Scars represent more than I ever realized.  They can be beautiful.  The dictionary says “a scar is a mark left by a healed wound.” A healed wound. My scars signify healing. And even though my initial flesh wounds have healed, there is yet a deeper healing in acceptance.  

I started to notice scars more as I looked around.

There was something captivating about people who were unafraid to be themselves: authentic, unmasked, and unashamed of the wounds that shaped them. Their vulnerability was magnetic. I was drawn to them. To learn from their self- acceptance. To hear their stories. To see their courage.

I learned it is often a good thing to ask people about their scars. As long as I do it respectfully. And lovingly.

Asking demystifies scars. And allows people to share what has shaped them. Because all scars have a story.

I saw that when we display our scars, we inspire others to do the same. 

Those of us with scars should wear them like jewels, treasured reminders of what we’ve endured. 

It’s okay to show our imperfections. It is even courageous.

And perhaps we’ll discover the beauty in our scars. 

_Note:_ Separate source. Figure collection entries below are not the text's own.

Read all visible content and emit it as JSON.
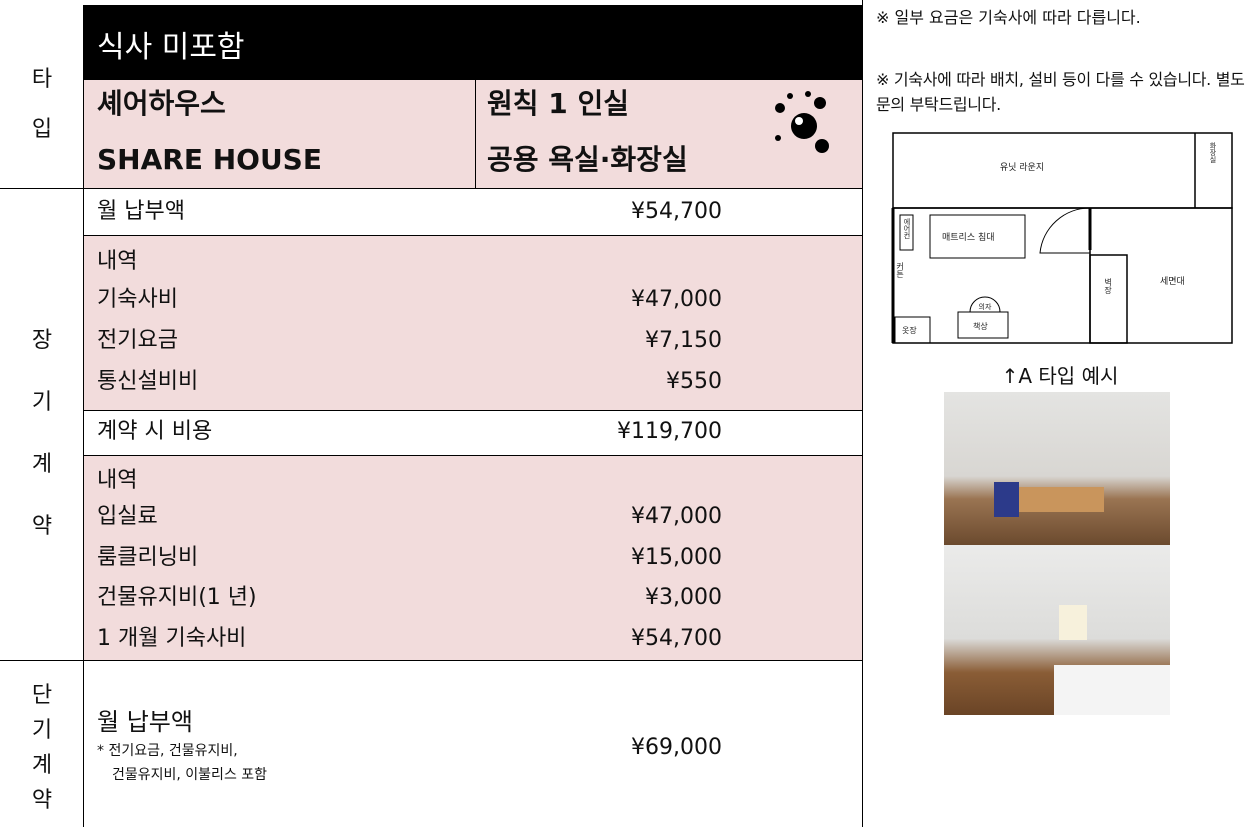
{
  "header": {
    "type_label": "타입",
    "meal": "식사 미포함",
    "housing_ko": "셰어하우스",
    "housing_en": "SHARE HOUSE",
    "room_line1": "원칙 1 인실",
    "room_line2": "공용 욕실·화장실"
  },
  "long_term": {
    "label": "장기계약",
    "monthly": {
      "label": "월 납부액",
      "amount": "¥54,700"
    },
    "monthly_breakdown": {
      "heading": "내역",
      "items": [
        {
          "label": "기숙사비",
          "amount": "¥47,000"
        },
        {
          "label": "전기요금",
          "amount": "¥7,150"
        },
        {
          "label": "통신설비비",
          "amount": "¥550"
        }
      ]
    },
    "contract": {
      "label": "계약 시 비용",
      "amount": "¥119,700"
    },
    "contract_breakdown": {
      "heading": "내역",
      "items": [
        {
          "label": "입실료",
          "amount": "¥47,000"
        },
        {
          "label": "룸클리닝비",
          "amount": "¥15,000"
        },
        {
          "label": "건물유지비(1 년)",
          "amount": "¥3,000"
        },
        {
          "label": "1 개월 기숙사비",
          "amount": "¥54,700"
        }
      ]
    }
  },
  "short_term": {
    "label": "단기계약",
    "monthly": {
      "label": "월 납부액",
      "amount": "¥69,000",
      "note_line1": "* 전기요금, 건물유지비,",
      "note_line2": "건물유지비, 이불리스 포함"
    }
  },
  "notes": [
    "※ 일부 요금은 기숙사에 따라 다릅니다.",
    "※ 기숙사에 따라 배치, 설비 등이 다를 수 있습니다. 별도 문의 부탁드립니다."
  ],
  "floor_plan": {
    "lounge": "유닛 라운지",
    "toilet": "화장실",
    "aircon": "에어컨",
    "bed": "매트리스 침대",
    "curtain": "커튼",
    "chair": "의자",
    "wardrobe": "옷장",
    "desk": "책상",
    "closet": "벽장",
    "washbasin": "세면대"
  },
  "caption": "↑A 타입 예시"
}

If anything, I think 2017 is a year where I stop whispering.  I stop holding emotions inside.  I stop praying that the new year be comfortable or simply “better than the last year.”  Instead, I want to stand up and let God boldly use my story, use my pain, use my scars, use my voice to do His will.  The emotions of that journey may continue to completely overwhelm me – the relationships and the answers to prayers and the bonds with complete strangers may indeed stretch my heart to the point that it hurts and it bursts – but really my heart was already broken and split wide open last June.  So as I enter 2017, I am not fearful of what lies ahead or the heartache it may entail.  Grief and heartache are a byproduct of love.  I want to love out loud this coming year.  I am overwhelmed with awe that God would enter my busted, bruised, and wounded heart and that He would use it.  But I choose to embrace God’s way - that instead of healing my wounds up to be whole and complete again, He uses the raw pieces left behind and the scars I have to feel.  For when we feel, we reach out.  To be His hands and feet.  To embrace others.  To be thankful.  To praise.  To love.  And love deeply.